Today, the organisation I work for, National Voices, comes together with over 70 charities to speak about our firm commitment to human rights and equality as we move through the covid-19 crisis. Our statement responds to worries we have picked up from charity members—worries that those of us who are older, or who live with mental or physical ill health or disability, will not be seen as the individuals we are, but as simply a category of people whose access to care might be curtailed.
We are heartened that in response to so many of us taking these concerns to national decision makers, NHS England’s’ Chief Medical Officer and Chief Nursing Officer have written a letter explaining that even under the pressures experienced right now, the NHS needs to remain committed to doing the right thing by the people it is there to serve, particularly the most vulnerable. Blanket policies excluding people on the basis of disability or age can never be right. That they can also be unlawful was confirmed by a recent statement from the Care Quality Commission, the BMA and others.
Of course we understand that difficult decisions might need to be made about scarce resources and rising demand, particularly for critical care beds. And our hearts go out to the healthcare professionals who are faced with these impossible decisions—they deserve our solidarity and support. But this can’t mean that we lose sight of the humanity of every single person who would benefit from care. The only criterion that should be applied to rationing decisions is the likelihood that someone will recover and return to a good quality of life.
And quality of life cannot be interpreted as “life free of illness”—15 million people in England went into the covid pandemic with a long term condition. What makes for a good life—and a good death—can only be discovered through conversation with the person themselves, their family and carers. Person-centred care, shared and supported decision making and good care planning are now more important than ever. What we are hearing from our members at the moment is that conversations about the end of life, and what people do and don’t want, can be undermined and made impossible if they are overshadowed by concerns about scarcity of health care resource, and rationing of access.

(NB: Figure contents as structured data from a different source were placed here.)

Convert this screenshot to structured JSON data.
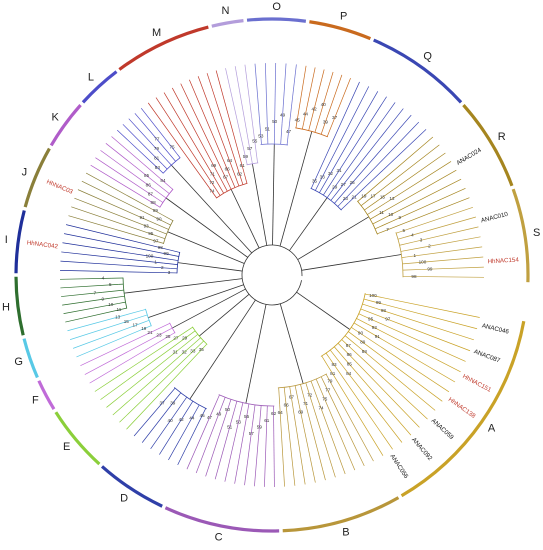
{
  "figure": {
    "clades": [
      {
        "letter": "A",
        "color": "#c9a227"
      },
      {
        "letter": "B",
        "color": "#b8963a"
      },
      {
        "letter": "C",
        "color": "#9b59b6"
      },
      {
        "letter": "D",
        "color": "#2f3fa8"
      },
      {
        "letter": "E",
        "color": "#8bcf3a"
      },
      {
        "letter": "F",
        "color": "#c06bd8"
      },
      {
        "letter": "G",
        "color": "#58c9e6"
      },
      {
        "letter": "H",
        "color": "#2e6e2e"
      },
      {
        "letter": "I",
        "color": "#1f2f9a"
      },
      {
        "letter": "J",
        "color": "#8a7f3a"
      },
      {
        "letter": "K",
        "color": "#b05cc9"
      },
      {
        "letter": "L",
        "color": "#4d4dc9"
      },
      {
        "letter": "M",
        "color": "#c0392b"
      },
      {
        "letter": "N",
        "color": "#b39ddb"
      },
      {
        "letter": "O",
        "color": "#6a6fcf"
      },
      {
        "letter": "P",
        "color": "#c96a1e"
      },
      {
        "letter": "Q",
        "color": "#3a47b3"
      },
      {
        "letter": "R",
        "color": "#a5851f"
      },
      {
        "letter": "S",
        "color": "#c0a040"
      }
    ],
    "legible_leaves": [
      {
        "clade": "A",
        "name": "ANAC046",
        "color": "#111111"
      },
      {
        "clade": "A",
        "name": "ANAC087",
        "color": "#111111"
      },
      {
        "clade": "A",
        "name": "HhNAC151",
        "color": "#c0392b"
      },
      {
        "clade": "A",
        "name": "HhNAC138",
        "color": "#c0392b"
      },
      {
        "clade": "A",
        "name": "ANAC059",
        "color": "#111111"
      },
      {
        "clade": "A",
        "name": "ANAC092",
        "color": "#111111"
      },
      {
        "clade": "A",
        "name": "ANAC056",
        "color": "#111111"
      },
      {
        "clade": "I",
        "name": "HhNAC042",
        "color": "#c0392b"
      },
      {
        "clade": "J",
        "name": "HhNAC03",
        "color": "#c0392b"
      },
      {
        "clade": "R",
        "name": "ANAC024",
        "color": "#111111"
      },
      {
        "clade": "S",
        "name": "ANAC010",
        "color": "#111111"
      },
      {
        "clade": "S",
        "name": "HhNAC154",
        "color": "#c0392b"
      }
    ],
    "support_values": [
      "100",
      "99",
      "98",
      "97",
      "95",
      "93",
      "91",
      "90",
      "89",
      "88",
      "87",
      "86",
      "85",
      "84",
      "83",
      "81",
      "79",
      "77",
      "75",
      "74",
      "72",
      "71",
      "69",
      "67",
      "66",
      "64",
      "62",
      "61",
      "59",
      "57",
      "55",
      "53",
      "51",
      "50",
      "49",
      "47",
      "45",
      "44",
      "42",
      "40",
      "39",
      "37",
      "35",
      "33",
      "32",
      "31",
      "29",
      "27",
      "25",
      "23",
      "21",
      "19",
      "17",
      "15",
      "13",
      "11",
      "10",
      "9",
      "7",
      "5",
      "4",
      "3",
      "2",
      "1"
    ]
  }
}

Because good decisions will only be made on the basis of good conversations, it is paramount that people living with physical and mental ill health or disability, and the organisations working to support them are heard. These are decisions about us, and our loved ones—and they cannot be based on professional perspectives alone. Our input will ensure that decisions are grounded in real, lived experience.
And one thing this grounding also reminds us of is this: the burdens of ill health are distributed very unequally. People living with severe mental illness die decades before their time, largely of physical health problems. Too many families tell stories of their loved ones with learning disabilities being denied appropriate treatment and care. People living in poverty acquire multiple long term conditions decades before their wealthier neighbours. It is these inequalities and experiences we are taking into the Covid crisis, and they make us anxious and impatient for change. This inequality cannot be rectified in critical care, but in discussing rationing and prioritising, it is important to remember that that some of us seem to have lived towards the end of the queue for too long.
So let us use this crisis, and the hard decisions it necessitates, to confirm our commitment to human rights and equality. We must not allow a further erosion of these values and instead must work towards a future where all of us can benefit from good health and good healthcare.